He didn’t answer, just let her words hang in the stale air.
She slid closer, her hand landed on his thigh. “Say you love me, Rock. Just say it.”
His throat worked.
He wanted to.
It sat right there, heavy as hell. But his mind replayed her with other dudes, laughing, letting them get close. He knew her loyalty bent easy when she felt ignored. It made him swallow the words back down.
Instead he said, “I care about you more than you know.”
She frowned. “That’s not the same.”
“It’s the truth,” he countered, giving her all he could muster. No one ever taught him how to hold his emotions or even let them out. He was a boy so caught up in manhood that he’d skipped all the valuable lessons on relationships and that Black boy joy people talked about. His soul had been tarnished the moment his first love kept running out on him, so sometimes he did the same. Now, his heart was tangled between two girls that looked at him like he was something good— something special but he kept showing them he wasn’t anything but a boy trying to be a man.
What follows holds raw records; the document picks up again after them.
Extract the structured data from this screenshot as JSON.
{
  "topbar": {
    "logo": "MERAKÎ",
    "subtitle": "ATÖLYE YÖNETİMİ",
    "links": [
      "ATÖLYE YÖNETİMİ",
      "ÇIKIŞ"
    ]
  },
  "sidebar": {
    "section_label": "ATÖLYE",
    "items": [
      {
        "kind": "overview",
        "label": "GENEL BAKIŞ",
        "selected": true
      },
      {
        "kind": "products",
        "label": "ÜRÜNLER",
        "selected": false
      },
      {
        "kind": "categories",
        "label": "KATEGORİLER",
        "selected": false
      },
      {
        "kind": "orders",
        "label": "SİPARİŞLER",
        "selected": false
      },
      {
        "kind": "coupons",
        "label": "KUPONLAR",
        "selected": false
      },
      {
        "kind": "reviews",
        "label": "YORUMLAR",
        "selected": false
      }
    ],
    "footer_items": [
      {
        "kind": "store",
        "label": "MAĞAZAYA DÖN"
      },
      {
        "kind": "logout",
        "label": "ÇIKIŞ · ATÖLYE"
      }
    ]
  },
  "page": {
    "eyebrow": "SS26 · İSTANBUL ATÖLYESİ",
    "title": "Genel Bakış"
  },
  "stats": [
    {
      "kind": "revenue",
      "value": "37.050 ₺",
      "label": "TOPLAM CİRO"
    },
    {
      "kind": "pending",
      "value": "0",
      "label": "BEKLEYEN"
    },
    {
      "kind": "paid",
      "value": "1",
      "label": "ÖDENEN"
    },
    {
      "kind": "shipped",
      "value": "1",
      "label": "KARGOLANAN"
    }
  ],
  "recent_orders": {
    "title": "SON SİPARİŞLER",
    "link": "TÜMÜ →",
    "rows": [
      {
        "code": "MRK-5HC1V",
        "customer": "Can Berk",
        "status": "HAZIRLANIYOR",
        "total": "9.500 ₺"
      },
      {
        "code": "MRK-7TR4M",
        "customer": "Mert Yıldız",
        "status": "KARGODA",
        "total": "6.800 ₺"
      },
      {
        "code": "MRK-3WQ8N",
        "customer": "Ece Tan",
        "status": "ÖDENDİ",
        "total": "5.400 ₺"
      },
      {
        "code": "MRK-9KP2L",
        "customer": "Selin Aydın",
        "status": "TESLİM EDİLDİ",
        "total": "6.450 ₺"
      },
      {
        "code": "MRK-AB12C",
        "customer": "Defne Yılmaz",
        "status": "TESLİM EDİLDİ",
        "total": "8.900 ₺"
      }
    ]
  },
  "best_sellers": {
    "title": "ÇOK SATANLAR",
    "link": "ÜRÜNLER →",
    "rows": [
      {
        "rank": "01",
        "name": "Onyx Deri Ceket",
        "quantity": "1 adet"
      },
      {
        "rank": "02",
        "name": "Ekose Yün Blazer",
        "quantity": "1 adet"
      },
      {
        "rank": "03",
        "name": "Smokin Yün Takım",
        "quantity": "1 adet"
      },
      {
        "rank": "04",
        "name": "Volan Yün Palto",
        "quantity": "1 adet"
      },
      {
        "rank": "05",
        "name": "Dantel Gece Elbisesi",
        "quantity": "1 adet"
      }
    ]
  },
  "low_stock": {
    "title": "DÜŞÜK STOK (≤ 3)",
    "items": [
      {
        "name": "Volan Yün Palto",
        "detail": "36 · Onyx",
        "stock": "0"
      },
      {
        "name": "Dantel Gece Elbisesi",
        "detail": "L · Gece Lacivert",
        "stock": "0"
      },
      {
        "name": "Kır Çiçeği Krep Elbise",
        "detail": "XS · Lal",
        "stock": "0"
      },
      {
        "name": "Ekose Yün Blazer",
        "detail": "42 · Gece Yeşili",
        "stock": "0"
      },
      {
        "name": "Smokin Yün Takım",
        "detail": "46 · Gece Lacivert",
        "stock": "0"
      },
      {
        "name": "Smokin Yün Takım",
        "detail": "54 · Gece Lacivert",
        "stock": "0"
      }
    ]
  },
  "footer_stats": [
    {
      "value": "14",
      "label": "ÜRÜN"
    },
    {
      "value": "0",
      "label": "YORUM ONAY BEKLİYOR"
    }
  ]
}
The silence stretched between them. Her mama’s voice drifted from the back room, on the phone with somebody, loud like always. Shakeisha leaned into him anyway, pressing her head against his shoulder.
Rock didn’t move.
“You make me feel like I’m not enough,” she whispered.
“You make me feel like I’m enough,” he admitted. “But you also make me feel like I gotta watch my back.”
She pulled away, hurt in her eyes. “So I’m the wrong one.”
He shook his head. “You not wrong. You just… you.” He dragged a hand down his face. “And I don’t know if I can handle all of you.”
She sniffed and wiped at her face quickly. “One day you gon’ wish you did.”
Rock stood up. His chest felt heavy, but he didn’t show it. “Maybe. But tonight, I just came to check that you was good.”
She followed him to the door, arms wrapped tight around herself. “I been good,” she lied.
He touched her chin, gently lifting it so she had to meet his eyes. “You don’t gotta lie to me.”
Behind him, Shakeisha’s voice came out delicately, almost to herself, “you already mine, Rock. You just too scared to admit it.”
And he was scared. Because part of him knew she was right.
“You don’t gotta lie to me.”
Rock’s thumb lingered under her chin longer than it should’ve. She didn’t move, just looked at him with those eyes that always carried too much history. He let his hand slip, brushing her cheek. For a second it felt like everything he wanted to say sat right there between them. But he let go and walked out.
Her breath hitched.
“Why you always soft with me after you cut me down?” Shakeisha whispered.
“‘Cause you don’t hear me unless I’m soft,” he smiled, that thin gap playing peek-a-boo.
Her lips trembled, still bruised from the fight. He leaned down and kissed them carefully.
She froze, then melted quickly against him. “Rock…” she breathed.
He kissed her again, longer this time, hand sliding into the back of her scarf, rubbing her hair underneath like he used to when they were kids sneaking around. She clutched his shirt in both fists.
“I hate you sometimes,” she muttered against his mouth.
“I know,” he whispered back. He kissed the corner of her eye where it had faded purple. “But you love me more than you hate me.”